Why Speech Researchers Need Better Benchmarks
The speech-to-text industry has grown by leaps and bounds in recent years. Word error rates that once seemed remarkable are now table stakes thanks to improved training and testing techniques deployed within increasingly powerful automatic speech recognition models.
However, as real-world speech recognition has evolved to cover a wide spectrum of uses for long-form audio, the research community is lacking important updates to the most popular, publicly available English datasets that are used to train and test ASR models. This has led to a mismatch between research and real-world application: People increasingly use speech recognition for long-form audio, such as transcribing and captioning content, yet the breakthrough model architectures developed by the research community are often only evaluated on short-form use cases.
Put simply, as the speech-to-text industry invests in building the future of long-form ASR, neglecting to update these legacy datasets runs the risk of slowing us down.
The problem lies in how publicly available datasets are typically segmented. One standard research setup, for example, is segmenting an audiobook into chunks at the end of every sentence—a useful approach when speech recognition is limited to short-form audio, such as giving commands to a digital assistant or navigating an automated customer service line.
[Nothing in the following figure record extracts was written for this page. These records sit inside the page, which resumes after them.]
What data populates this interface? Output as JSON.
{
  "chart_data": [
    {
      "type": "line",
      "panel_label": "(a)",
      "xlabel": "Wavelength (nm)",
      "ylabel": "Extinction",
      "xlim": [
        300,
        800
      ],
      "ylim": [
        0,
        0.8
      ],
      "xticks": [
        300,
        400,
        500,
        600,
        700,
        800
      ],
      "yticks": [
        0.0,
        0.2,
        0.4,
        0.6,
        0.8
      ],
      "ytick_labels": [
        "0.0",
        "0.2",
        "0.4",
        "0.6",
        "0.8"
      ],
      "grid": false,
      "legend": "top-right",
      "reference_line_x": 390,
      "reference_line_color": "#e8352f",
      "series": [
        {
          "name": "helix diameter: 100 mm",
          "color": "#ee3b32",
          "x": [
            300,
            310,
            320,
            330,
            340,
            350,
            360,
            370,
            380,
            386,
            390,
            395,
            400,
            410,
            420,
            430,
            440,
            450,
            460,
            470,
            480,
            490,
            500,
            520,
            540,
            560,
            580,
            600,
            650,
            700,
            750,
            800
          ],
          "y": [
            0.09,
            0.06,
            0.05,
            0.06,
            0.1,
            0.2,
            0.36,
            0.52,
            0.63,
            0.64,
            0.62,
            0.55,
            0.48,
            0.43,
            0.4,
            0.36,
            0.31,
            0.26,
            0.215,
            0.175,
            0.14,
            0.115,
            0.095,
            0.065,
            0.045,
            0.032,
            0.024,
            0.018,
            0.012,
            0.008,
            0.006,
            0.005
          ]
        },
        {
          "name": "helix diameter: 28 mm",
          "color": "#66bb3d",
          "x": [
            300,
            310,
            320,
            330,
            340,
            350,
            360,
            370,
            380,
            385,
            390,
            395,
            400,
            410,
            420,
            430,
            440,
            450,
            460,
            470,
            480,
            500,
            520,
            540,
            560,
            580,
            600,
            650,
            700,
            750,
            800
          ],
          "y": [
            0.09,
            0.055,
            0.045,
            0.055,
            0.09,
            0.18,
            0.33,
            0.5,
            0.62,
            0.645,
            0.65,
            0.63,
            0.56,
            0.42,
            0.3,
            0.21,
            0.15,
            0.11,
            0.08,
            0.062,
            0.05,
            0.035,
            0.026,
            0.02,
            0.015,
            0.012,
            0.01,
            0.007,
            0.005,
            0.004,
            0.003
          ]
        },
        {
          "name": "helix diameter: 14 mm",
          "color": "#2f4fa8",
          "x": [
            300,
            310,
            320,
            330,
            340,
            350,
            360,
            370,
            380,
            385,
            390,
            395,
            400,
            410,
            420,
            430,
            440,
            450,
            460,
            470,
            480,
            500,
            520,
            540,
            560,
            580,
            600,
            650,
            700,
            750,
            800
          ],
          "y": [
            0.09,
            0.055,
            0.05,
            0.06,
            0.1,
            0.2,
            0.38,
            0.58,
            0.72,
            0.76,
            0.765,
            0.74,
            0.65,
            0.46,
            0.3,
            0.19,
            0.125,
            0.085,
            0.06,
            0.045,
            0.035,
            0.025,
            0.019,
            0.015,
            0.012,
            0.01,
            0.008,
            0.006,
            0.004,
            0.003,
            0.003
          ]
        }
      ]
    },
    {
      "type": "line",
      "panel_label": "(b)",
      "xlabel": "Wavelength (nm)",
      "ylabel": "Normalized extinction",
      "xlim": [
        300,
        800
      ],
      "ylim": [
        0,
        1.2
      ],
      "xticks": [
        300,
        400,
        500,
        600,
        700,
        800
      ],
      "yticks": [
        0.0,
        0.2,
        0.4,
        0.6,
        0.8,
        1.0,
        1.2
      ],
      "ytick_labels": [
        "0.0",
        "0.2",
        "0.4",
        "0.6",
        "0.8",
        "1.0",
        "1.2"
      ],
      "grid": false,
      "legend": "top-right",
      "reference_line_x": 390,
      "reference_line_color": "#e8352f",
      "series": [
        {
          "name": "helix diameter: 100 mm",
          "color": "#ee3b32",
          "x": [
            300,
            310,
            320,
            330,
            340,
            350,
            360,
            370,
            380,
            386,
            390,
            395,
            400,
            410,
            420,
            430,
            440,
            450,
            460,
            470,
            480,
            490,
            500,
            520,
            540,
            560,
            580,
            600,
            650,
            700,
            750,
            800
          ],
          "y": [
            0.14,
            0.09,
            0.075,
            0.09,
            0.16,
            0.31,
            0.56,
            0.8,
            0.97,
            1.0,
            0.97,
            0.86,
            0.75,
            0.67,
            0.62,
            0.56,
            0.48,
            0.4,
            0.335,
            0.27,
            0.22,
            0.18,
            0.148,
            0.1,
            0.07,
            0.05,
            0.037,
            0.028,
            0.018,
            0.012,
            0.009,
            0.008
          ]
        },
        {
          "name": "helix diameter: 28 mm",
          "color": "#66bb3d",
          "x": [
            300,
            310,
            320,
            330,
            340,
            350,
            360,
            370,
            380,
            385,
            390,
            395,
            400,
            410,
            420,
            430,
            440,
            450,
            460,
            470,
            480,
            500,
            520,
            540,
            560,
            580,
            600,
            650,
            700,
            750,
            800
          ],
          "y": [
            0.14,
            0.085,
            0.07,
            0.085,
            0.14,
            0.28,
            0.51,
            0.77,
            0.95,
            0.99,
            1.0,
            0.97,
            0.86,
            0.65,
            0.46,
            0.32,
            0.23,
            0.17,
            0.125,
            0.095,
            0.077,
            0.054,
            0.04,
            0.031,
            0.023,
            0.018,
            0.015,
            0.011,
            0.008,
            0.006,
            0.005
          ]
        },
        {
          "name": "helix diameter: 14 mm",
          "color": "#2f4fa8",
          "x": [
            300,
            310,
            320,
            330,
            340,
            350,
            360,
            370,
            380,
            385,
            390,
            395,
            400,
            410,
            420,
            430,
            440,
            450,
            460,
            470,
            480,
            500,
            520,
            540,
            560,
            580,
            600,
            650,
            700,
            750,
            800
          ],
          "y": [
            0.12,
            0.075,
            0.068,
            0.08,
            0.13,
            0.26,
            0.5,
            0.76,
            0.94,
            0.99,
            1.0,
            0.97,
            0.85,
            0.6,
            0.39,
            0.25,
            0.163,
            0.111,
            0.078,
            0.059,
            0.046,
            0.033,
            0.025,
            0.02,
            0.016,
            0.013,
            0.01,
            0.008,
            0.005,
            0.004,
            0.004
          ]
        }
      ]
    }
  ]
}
As ASR models and compute power have improved exponentially, however, the market has sprinted far ahead of those research standards with new ASR techniques that can leverage increased context in long-form audio to enhance accuracy. Today, real-world audio increasingly occurs as unsegmented, long-form recordings, not short and discrete segments. The datasets weren't built to train models for this growing use case.
While researchers have tackled this mismatch problem with techniques like better segmentation, large context acoustic modeling, and rescoring with appropriate language models, there's still little consensus for best practices on training long-form ASR models, in part because the research community doesn't have common benchmarks for measuring performance. To build better, faster, and more accurate long-form ASR, we first need to agree on and adopt those benchmarks. That is how we can ensure we're heading in the right direction.
As much as innovation is sparked by healthy competition, it also depends on open collaboration across the research community. While published studies backed by private data have certainly pushed forward advanced ASR capabilities, they cannot be replicated by other researchers, emphasizing the importance of publicly available datasets. We need to develop new techniques and public benchmarks, drawn from standardized data that reflects how people actually use speech recognition today.
Our team at Rev and the Johns Hopkins University Center for Language and Speech Processing hopes to aid in that process. In our latest research, titled "Updated Corpora and Benchmarks for Long-Form Speech Recognition," which we presented at the IEEE International Conference on Acoustics, Speech and Signal Processing, we released updated versions of the TED-LIUM 3, Gigaspeech, and VoxPopuli datasets to encourage more robust research into long-form ASR. Our initial tests show that a simple strategy of combining original and long-form segments for training is effective at reducing the performance gap: For both TED-LIUM and GigaSpeech in particular, long-form training resulted in significant reductions in the deletion rate, leading to better performance. Perhaps more importantly, these updated datasets can now function as public benchmarks for future research.
Unlike pre-segmented datasets, these updated datasets include word-level timestamps obtained through forced alignments, giving researchers more control over how they can segment audio. For training and testing purposes, this means audio can be split anywhere to reflect the appropriate inference time.
With this new variable in play, researchers can experiment with other segment lengths or dynamic segmentation to study long-form ASR performance. Now, the challenge is catching up to the market: The rise of ASR for long-form audio reminds us how rapidly the speech-to-text industry has improved, and it also sets a course for the research ahead as we build tools to match real-world use cases.
By releasing the updated TED-LIUM 3, Gigaspeech, and VoxPopuli datasets publicly, we hope to help researchers looking for ways to lower word error rate and improve long-form ASR performance. Building the future of long-form ASR is a responsibility we all share, and we believe these benchmarks can serve an impactful role on that journey.